張飛臉色煞白,站在那里一動不動。劉修說酒樓上那幅美人圖還不錯,那豈不是說這里掛的都不如那一幅?那幅畫被劉修批得一文不值,可多少還批評了幾句,這堂上這么多畫,他卻一個字也不點評,他的意思是根本不值得批評?
張飛愣神的功夫,劉修已經走到堂外,正準備舉步下階。張飛忽然醒過神來,一個箭步沖了上去,不管不顧的拉著劉修的衣袖,也不裝什么謙恭了,脹紅了臉,半是央求,半是威脅的說道:“德然兄,無論如何,請指點一兩句。”
劉修扭過頭,看著張飛揪著他袖子的手,臉色有些不耐,心里卻笑開了花,心道老子還以為話說得太狠,讓你信心崩潰,要從此退出畫壇呢,要是那樣,我的罪過可就大了,想收個五虎上將做跟班的野心也落空了,既然你還沒有絕望,那就還有機會。
“翼德,你這是?”
“請德然兄指點。”張飛哈著腰連連施禮,可就是拉著劉修不放,生怕一松手劉修就跑了。
“我不是已經說過了嗎?”劉修的眉頭皺了起來,伸手去撥張飛的手。
張飛臉紅得每顆青春痘都快要滴血了,卻堅決不肯放手,此時此刻的他將一個少年的拗勁發揮得淋漓盡致,翻來覆去就一句話:
“請德然兄指點。”
劉修無奈,嘆了一口氣,一副被鬼纏住了的郁悶,回到那些畫的面前,伸手指著第一張:“頭大身子小。”又指著一張,“五官不清。”又指著一張,“隔夜宿墨,墨色無神。”再指下一張,“線條干枯,全無筆意。”
片刻功夫,他把掛在堂上的畫全部點評完了,這才回過頭看著張飛的手:“你現在可以松開我了吧?”

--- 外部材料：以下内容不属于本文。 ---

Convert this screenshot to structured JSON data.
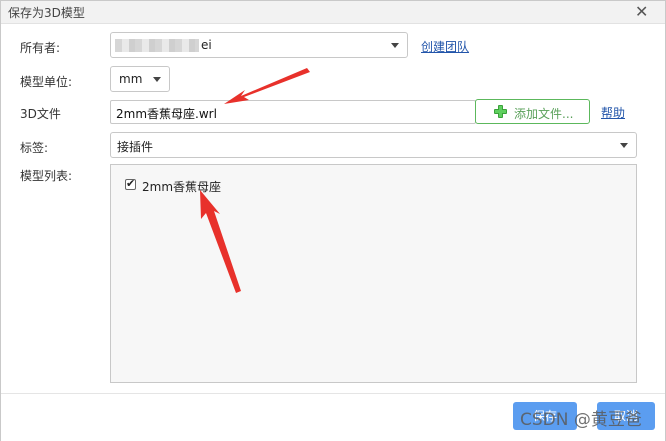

張飛的臉白了又紅,紅了又白,鼻尖上冒出了細密的汗珠,連話都不會說了。劉修雖然點評得很簡單,可是每一句都說中了那幅畫最大的缺陷,別的他也許領悟不到,但其中那句“隔夜宿墨”卻像一道驚雷,炸得他眼前發花,腦子嗡嗡作響,劉修后面說的話他一句都沒聽進去。
這都能看得出來,那還有什么看不出來的?再聯想到劉修剛剛在大堂上說的那句有關“磨墨如病夫”的話,張飛對劉修在畫藝上的造詣已經頂禮膜拜。
放開?笑話,這要是放你走,我豈不是癡兒?
張飛轉到劉修面前,“撲通”一聲跪在地上,拽著劉修的衣角就拜,幾乎是哭著喊道:“先生,你收了我吧。”